Tornozeleira eletrônica é um tema essencial na luta contra a violência à mulher e foi recentemente sancionada pelo presidente Luiz Inácio Lula da Silva. Na quinta-feira, 9 de abril, o presidente anunciou um conjunto de propostas que visam aprimorar a proteção das mulheres no Brasil. Com a medida, a monitoração eletrônica de agressores passou a ser uma ação fundamental para combater a violência doméstica.
O projeto de lei PL 2.942/2024 alterou a Lei Maria da Penha, instituindo a tornozeleira eletrônica como uma medida protetiva autônoma. Isso significa que, em casos de violência, os agressores poderão ser monitorados em tempo real, possibilitando um controle mais efetivo e imediato. A expectativa é que a nova leis traga não apenas um aumento no cumprimento das medidas protetivas, mas também uma resposta mais rápida e eficaz em situações de risco, utilizando tecnologia de geolocalização.
A eficácia do uso de tornozeleiras eletrônicas reside na capacidade de vigilância ativa do agressor. Essa inovação reflete uma mudança significativa na abordagem das políticas públicas voltadas para a segurança da mulher, passando a recusar a proteção passiva da vítima.
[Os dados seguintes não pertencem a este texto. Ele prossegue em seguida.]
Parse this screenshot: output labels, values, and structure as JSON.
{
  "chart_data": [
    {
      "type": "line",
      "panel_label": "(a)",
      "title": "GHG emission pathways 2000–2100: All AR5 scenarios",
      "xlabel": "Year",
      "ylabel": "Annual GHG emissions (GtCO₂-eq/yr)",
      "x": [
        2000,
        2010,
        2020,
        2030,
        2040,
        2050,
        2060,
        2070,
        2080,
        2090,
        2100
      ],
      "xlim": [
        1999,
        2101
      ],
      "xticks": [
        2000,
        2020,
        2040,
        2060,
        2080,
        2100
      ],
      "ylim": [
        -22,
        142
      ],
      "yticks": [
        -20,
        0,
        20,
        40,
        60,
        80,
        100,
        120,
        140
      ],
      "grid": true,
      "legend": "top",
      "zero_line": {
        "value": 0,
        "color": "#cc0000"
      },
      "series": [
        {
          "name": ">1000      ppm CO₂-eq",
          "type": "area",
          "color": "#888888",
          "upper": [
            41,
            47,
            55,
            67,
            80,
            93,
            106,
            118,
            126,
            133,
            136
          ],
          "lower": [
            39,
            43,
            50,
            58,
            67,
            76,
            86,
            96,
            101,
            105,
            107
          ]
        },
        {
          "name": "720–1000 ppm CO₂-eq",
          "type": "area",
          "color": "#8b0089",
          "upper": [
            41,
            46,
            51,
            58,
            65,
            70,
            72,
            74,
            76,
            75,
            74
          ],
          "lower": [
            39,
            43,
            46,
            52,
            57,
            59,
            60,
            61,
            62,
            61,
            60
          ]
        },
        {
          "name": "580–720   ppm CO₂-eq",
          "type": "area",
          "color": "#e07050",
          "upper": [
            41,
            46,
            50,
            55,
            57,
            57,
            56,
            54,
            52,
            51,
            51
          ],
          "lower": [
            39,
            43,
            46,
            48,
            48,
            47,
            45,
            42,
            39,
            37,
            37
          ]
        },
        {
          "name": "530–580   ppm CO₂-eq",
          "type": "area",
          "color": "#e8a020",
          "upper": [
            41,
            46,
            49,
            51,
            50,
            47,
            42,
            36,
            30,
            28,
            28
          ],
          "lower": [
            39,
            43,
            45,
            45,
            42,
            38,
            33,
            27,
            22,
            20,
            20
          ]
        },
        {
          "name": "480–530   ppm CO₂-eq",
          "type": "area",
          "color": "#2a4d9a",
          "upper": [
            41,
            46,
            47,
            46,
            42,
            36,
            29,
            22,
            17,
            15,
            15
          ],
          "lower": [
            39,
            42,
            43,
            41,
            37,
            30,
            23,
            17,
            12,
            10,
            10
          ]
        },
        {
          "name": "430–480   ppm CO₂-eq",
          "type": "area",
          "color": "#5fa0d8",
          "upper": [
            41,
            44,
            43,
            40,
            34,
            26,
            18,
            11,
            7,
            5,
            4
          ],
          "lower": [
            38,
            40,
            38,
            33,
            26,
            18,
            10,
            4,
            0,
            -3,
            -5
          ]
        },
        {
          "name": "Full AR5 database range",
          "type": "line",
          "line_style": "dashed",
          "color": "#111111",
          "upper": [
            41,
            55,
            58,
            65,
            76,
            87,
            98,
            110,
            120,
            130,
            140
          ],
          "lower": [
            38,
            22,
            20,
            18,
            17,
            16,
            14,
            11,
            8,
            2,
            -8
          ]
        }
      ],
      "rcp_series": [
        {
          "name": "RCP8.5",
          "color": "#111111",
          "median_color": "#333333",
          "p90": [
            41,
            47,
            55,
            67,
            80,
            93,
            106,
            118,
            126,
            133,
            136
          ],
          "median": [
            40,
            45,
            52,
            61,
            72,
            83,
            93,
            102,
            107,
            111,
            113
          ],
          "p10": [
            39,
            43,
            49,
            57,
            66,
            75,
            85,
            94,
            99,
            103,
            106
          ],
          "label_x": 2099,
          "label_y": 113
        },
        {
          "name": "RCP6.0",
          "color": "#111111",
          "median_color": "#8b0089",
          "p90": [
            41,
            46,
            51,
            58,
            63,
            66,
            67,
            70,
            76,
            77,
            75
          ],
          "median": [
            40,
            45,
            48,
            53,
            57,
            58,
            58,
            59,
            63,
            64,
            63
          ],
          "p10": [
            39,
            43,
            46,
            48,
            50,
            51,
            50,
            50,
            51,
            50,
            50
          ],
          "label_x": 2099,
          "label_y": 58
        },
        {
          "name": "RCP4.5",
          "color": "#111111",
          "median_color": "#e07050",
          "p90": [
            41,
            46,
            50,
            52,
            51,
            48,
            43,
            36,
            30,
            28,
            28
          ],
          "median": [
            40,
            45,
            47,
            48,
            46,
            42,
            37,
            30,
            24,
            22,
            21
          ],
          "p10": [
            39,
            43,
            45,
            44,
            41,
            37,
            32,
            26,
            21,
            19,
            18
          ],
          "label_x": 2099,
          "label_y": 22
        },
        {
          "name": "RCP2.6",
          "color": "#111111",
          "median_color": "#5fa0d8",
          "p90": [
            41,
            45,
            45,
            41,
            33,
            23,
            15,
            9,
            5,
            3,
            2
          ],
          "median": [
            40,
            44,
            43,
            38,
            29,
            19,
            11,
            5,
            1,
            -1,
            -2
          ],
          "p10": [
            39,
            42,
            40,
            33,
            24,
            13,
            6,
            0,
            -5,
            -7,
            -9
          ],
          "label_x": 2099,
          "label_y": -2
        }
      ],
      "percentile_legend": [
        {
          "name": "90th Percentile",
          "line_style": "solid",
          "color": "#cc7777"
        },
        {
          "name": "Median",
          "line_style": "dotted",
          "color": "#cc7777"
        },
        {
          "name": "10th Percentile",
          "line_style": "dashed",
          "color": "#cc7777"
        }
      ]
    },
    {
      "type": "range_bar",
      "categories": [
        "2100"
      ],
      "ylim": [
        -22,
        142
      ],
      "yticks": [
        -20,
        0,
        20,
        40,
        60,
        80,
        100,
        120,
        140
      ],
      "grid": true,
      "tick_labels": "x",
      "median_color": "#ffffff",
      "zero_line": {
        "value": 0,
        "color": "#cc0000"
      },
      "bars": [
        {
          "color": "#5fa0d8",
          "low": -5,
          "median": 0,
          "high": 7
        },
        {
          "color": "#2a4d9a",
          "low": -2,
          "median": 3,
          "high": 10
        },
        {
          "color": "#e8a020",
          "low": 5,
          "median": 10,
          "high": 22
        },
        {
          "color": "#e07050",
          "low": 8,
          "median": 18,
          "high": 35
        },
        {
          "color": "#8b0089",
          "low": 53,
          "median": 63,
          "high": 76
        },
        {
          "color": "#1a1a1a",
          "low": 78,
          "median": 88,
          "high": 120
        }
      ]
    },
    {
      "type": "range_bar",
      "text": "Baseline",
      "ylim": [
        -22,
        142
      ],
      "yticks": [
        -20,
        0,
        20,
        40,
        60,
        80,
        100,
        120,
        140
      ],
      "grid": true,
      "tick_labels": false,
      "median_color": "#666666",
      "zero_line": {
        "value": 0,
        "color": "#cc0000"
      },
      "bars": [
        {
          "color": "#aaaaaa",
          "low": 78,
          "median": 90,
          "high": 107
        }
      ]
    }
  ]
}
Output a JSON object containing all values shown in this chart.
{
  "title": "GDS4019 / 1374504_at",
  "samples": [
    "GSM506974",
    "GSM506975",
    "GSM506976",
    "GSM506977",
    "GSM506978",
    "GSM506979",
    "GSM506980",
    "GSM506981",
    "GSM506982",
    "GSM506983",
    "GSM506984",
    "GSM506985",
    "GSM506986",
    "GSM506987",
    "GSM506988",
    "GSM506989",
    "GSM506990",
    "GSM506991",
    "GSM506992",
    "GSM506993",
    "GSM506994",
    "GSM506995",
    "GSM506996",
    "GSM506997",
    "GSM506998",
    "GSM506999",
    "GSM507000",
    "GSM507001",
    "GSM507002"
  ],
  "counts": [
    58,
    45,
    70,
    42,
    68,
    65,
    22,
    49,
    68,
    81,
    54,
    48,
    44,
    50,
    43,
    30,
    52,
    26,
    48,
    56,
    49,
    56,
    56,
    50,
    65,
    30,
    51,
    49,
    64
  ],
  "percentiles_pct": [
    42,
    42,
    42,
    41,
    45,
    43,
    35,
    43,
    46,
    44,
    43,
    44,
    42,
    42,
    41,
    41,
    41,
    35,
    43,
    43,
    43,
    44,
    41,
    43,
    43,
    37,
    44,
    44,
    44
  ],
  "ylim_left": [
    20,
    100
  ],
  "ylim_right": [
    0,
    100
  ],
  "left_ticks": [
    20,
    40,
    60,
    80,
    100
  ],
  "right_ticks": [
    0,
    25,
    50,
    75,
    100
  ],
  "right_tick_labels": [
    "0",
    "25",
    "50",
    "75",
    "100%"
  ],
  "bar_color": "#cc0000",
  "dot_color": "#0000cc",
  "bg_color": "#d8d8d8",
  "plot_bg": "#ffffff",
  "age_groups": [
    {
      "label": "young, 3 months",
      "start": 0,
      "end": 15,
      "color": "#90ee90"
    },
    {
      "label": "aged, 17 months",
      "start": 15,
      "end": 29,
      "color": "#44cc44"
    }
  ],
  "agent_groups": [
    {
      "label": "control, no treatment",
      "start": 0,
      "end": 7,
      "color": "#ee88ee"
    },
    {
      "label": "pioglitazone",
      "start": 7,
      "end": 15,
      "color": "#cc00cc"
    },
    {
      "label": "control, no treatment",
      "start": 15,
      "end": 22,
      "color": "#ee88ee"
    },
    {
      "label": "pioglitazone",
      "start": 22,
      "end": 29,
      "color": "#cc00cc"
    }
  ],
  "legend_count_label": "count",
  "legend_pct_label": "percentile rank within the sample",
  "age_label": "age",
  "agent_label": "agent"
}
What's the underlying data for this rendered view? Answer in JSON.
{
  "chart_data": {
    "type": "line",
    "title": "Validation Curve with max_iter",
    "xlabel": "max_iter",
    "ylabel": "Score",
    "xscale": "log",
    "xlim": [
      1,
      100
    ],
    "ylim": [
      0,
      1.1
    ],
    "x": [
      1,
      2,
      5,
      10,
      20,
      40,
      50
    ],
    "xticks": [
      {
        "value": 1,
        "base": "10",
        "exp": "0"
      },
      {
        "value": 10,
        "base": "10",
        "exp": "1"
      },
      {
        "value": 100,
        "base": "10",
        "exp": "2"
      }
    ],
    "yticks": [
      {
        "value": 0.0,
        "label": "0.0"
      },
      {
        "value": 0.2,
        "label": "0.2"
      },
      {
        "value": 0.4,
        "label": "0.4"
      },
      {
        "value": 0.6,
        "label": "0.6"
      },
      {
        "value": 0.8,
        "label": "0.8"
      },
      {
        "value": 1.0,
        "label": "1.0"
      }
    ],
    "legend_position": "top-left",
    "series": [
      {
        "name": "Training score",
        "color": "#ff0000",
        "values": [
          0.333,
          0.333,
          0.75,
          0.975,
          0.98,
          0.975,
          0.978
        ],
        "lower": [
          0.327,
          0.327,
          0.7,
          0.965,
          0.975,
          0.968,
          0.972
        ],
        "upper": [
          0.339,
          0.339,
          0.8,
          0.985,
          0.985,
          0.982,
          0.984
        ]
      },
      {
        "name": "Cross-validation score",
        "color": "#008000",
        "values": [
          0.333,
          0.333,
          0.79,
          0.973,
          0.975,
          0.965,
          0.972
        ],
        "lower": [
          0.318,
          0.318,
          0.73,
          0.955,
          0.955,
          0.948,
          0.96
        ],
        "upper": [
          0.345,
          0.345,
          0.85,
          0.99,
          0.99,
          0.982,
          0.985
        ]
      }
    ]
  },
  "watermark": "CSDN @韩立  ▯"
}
A implementação de sistemas integrados, como o programa Alerta Mulher Segura, complementa as ações a partir da integração da monitoração do agressor com ferramentas voltadas para a proteção da vítima, como aplicativos móveis e botões de pânico.
Além disso, o enfrentamento da violência contra a mulher demanda uma transformação social mais ampla. O presidente Lula enfatizou a importância da educação no combate à violência de gênero. Para ele, é crucial mudar a mentalidade coletiva que ainda considera a mulher como propriedade. Portanto, a implementação de políticas públicas deve se aliar a um esforço educacional que reconheça e valorize a igualdade de gênero.
Outro ponto importante destacado na nova legislação é a tipificação da violência vicária, que se refere a atos violentos praticados contra terceiros, como filhos ou dependentes, com a intenção de ferir emocionalmente a mulher. Essa nova medida se junta ao esforço mais amplo de combate ao feminicídio, criando um ambiente jurídico mais rigoroso para proteger as mulheres em contextos de violência doméstica.
A ministra da Casa Civil, Miriam Belchior, reforçou a importância da articulação entre os poderes Executivo, Legislativo e Judiciário, destacando que as novas medidas representam um avanço significativo nas políticas públicas de proteção às mulheres. O Pacto Nacional Contra o Feminicídio, do qual essas leis fazem parte, é um exemplo dessa união entre diferentes esferas do governo para enfrentar essa grave questão social.
De acordo com os dados apresentados, mesmo com o uso de medidas protetivas, como a concessão de tornozeleiras eletrônicas, os feminicídios permanecem um desafio. Recentemente, 148 mulheres foram mortas mesmo tendo medidas protetivas em vigor. Isso denuncia a necessidade de um acompanhamento mais abrangente das vítimas, além do uso isolado de dispositivos como a tornozeleira eletrônica.
As novas diretrizes também promovem a criação do Centro Integrado Mulher Segura (Cims), uma plataforma nacional que visa integrar dados e fortalecer a atuação do Estado na prevenção da violência de gênero. O Cims almeja aumentar a eficácia das políticas de proteção, com um mapeamento das ocorrências e acompanhamento preventivo dos casos de violência.
Além disso, a criação do Dia Nacional de Proteção e Combate à Violência contra as Mulheres Indígenas, celebrado anualmente no dia 5 de setembro, é uma iniciativa crucial que reconhece a vulnerabilidade adicional enfrentada por essas mulheres. O Brasil, assim, reafirma seu compromisso em enfrentar as especificidades da violência que atinge as mulheres indígenas, que muitas vezes se encontram em situações de maior vulnerabilidade.
A luta contra a violência à mulher passa, portanto, pela efetivação de políticas públicas que utilizem tecnologia e informação, mas que também necessitam do comprometimento da sociedade em sua totalidade. A tornozeleira eletrônica, entre outras medidas, é um passo importante nessa direção, mas é sua integração a um sistema de suporte e proteção que fará a diferença na vida das mulheres brasileiras.